- Archdiocese: Ranchi
- Appointed: 30 December 2023
- Installed: 19 March 2024
- Predecessor: Felix Toppo
- Successor: Incumbent

Orders
- Ordination: 30 April 1984
- Consecration: 14 June 2015 by Telesphore Toppo

Personal details
- Born: 30 January 1955 (age 71) Kalchini, West Bengal, India
- Denomination: Roman Catholic
- Alma mater: Pontifical Gregorian University and Jnana Deepa, Institute of Philosophy and Theology
- Motto: Ut diligatis invicem GIVE LOVE TO ONE ANOTHER

= Vincent Aind =

Roman Catholic bishop

Vincent Aind is an Indian prelate of the Roman Catholic Church. He serves as the Metropolitan Archbishop of Ranchi since 2023. Previously he served as Bishop of Bagdogra from 2015 to 2023.

== Early life and education ==
He was born on 30 January 1955 at Kalchini, West Bengal. He completed his bachelor's degree in economics from St. Joseph's College, Darjeeling.

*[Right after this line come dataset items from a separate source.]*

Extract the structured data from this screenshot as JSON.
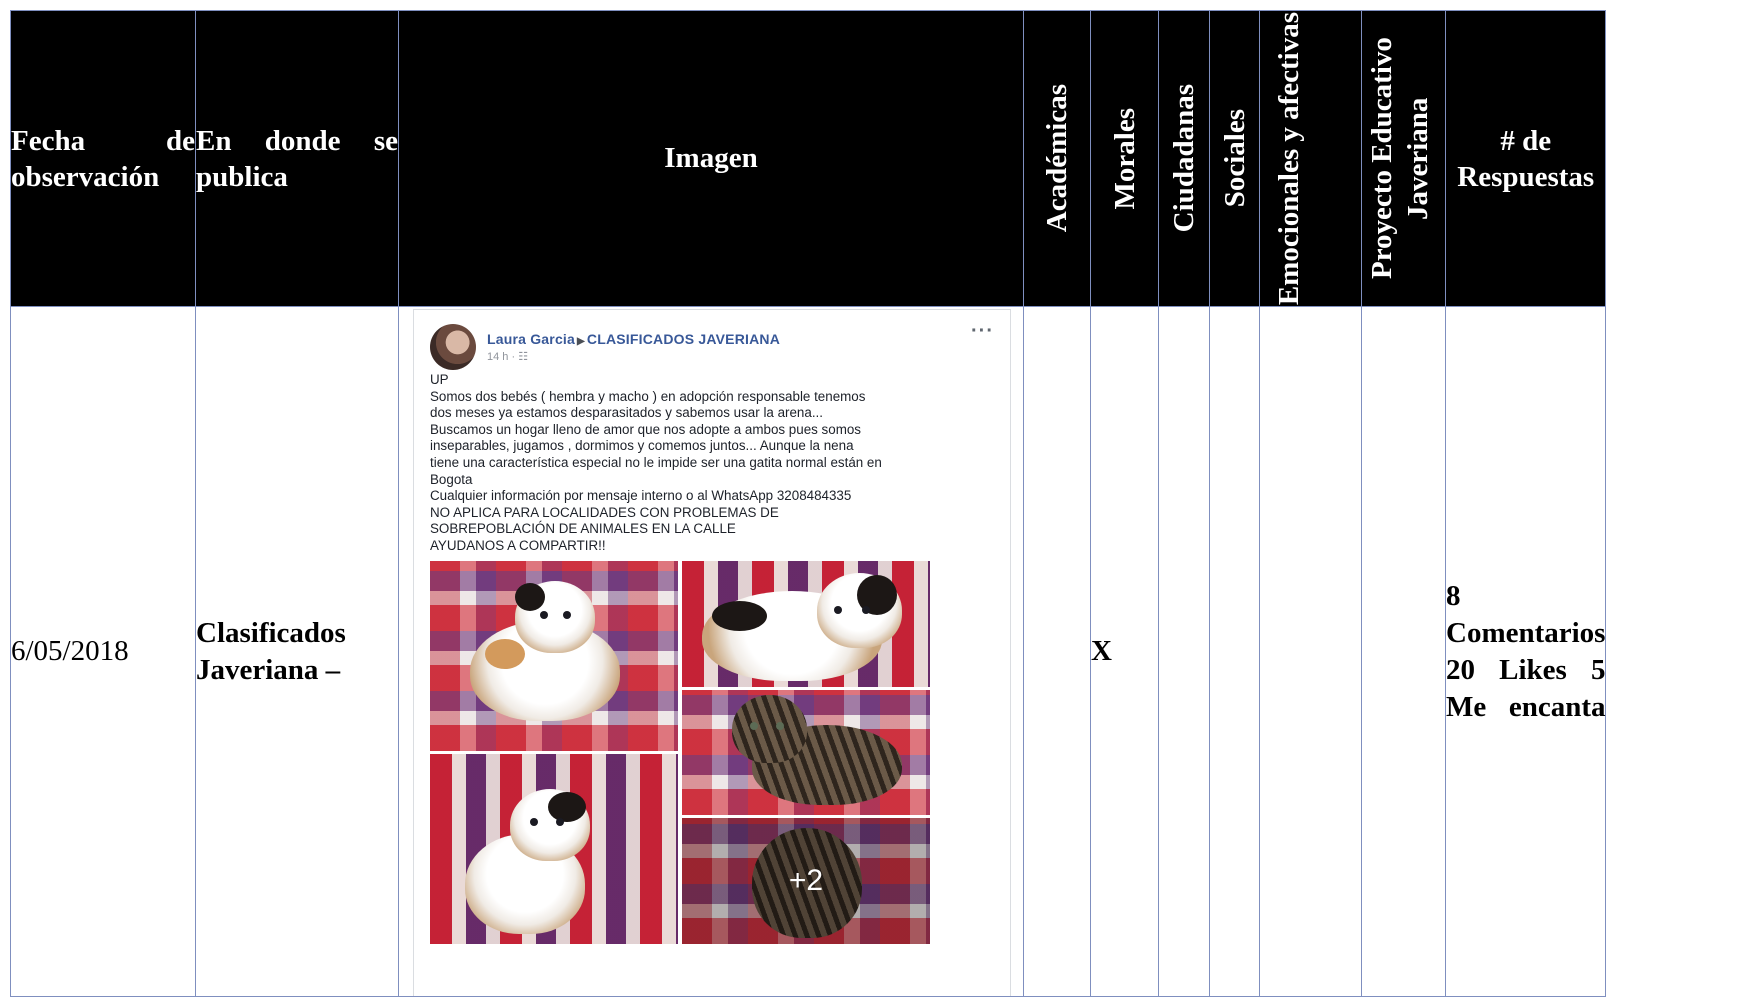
{
  "headers": {
    "fecha": "Fecha de observación",
    "donde": "En donde se publica",
    "imagen": "Imagen",
    "academicas": "Académicas",
    "morales": "Morales",
    "ciudadanas": "Ciudadanas",
    "sociales": "Sociales",
    "emocionales": "Emocionales y afectivas",
    "proyecto": "Proyecto Educativo Javeriana",
    "respuestas": "# de Respuestas"
  },
  "row": {
    "fecha": "6/05/2018",
    "donde": "Clasificados Javeriana –",
    "morales_mark": "X",
    "respuestas": "8 Comentarios 20 Likes 5 Me encanta"
  },
  "post": {
    "author": "Laura Garcia",
    "group": "CLASIFICADOS JAVERIANA",
    "time": "14 h ·",
    "more_icon": "ellipsis-icon",
    "text": "UP\nSomos dos bebés ( hembra y macho ) en adopción responsable tenemos\ndos meses ya estamos desparasitados y sabemos usar la arena...\nBuscamos un hogar lleno de amor que nos adopte a ambos pues somos\ninseparables, jugamos , dormimos y comemos juntos... Aunque la nena\ntiene una característica especial no le impide ser una gatita normal están en\nBogota\nCualquier información por mensaje interno o al WhatsApp 3208484335\nNO APLICA PARA LOCALIDADES CON PROBLEMAS DE\nSOBREPOBLACIÓN DE ANIMALES EN LA CALLE\nAYUDANOS A COMPARTIR!!",
    "more_photos": "+2"
  }
}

He has a degree in philosophy from Morning Star Regional Seminary, Barrackpore. He holds a Licentiate in Philosophy from Jnana-Deepa and a Doctorate in Philosophy from the Pontifical Gregorian University. He completed his studies in theology at St. Joseph's Seminary, Mangalore.

He was ordained a priest on 30 April 1984.

== Episcopate ==
He was appointed Bishop of the Roman Catholic Diocese of Bagdogra on 7 April 2015 by Pope Francis and consecrated on 14 June by Telesphore Toppo. On 30 December 2023, he has been appointed Metropolitan Archbishop of Ranchi.

He is a Consultant and Member of the Diocesan Council for Economic Affairs of the Roman Catholic Diocese of Jalpaiguri and Regional Secretary of the Commission of the Clergy, Religious and Seminarians of the Regional Episcopal Conference of West Bengal. He is a member of the Editorial Team and executive committee of the Association of Christian Philosophers of India.

Pope Francis named him metropolitan archbishop of Ranchi on 30 December 2023.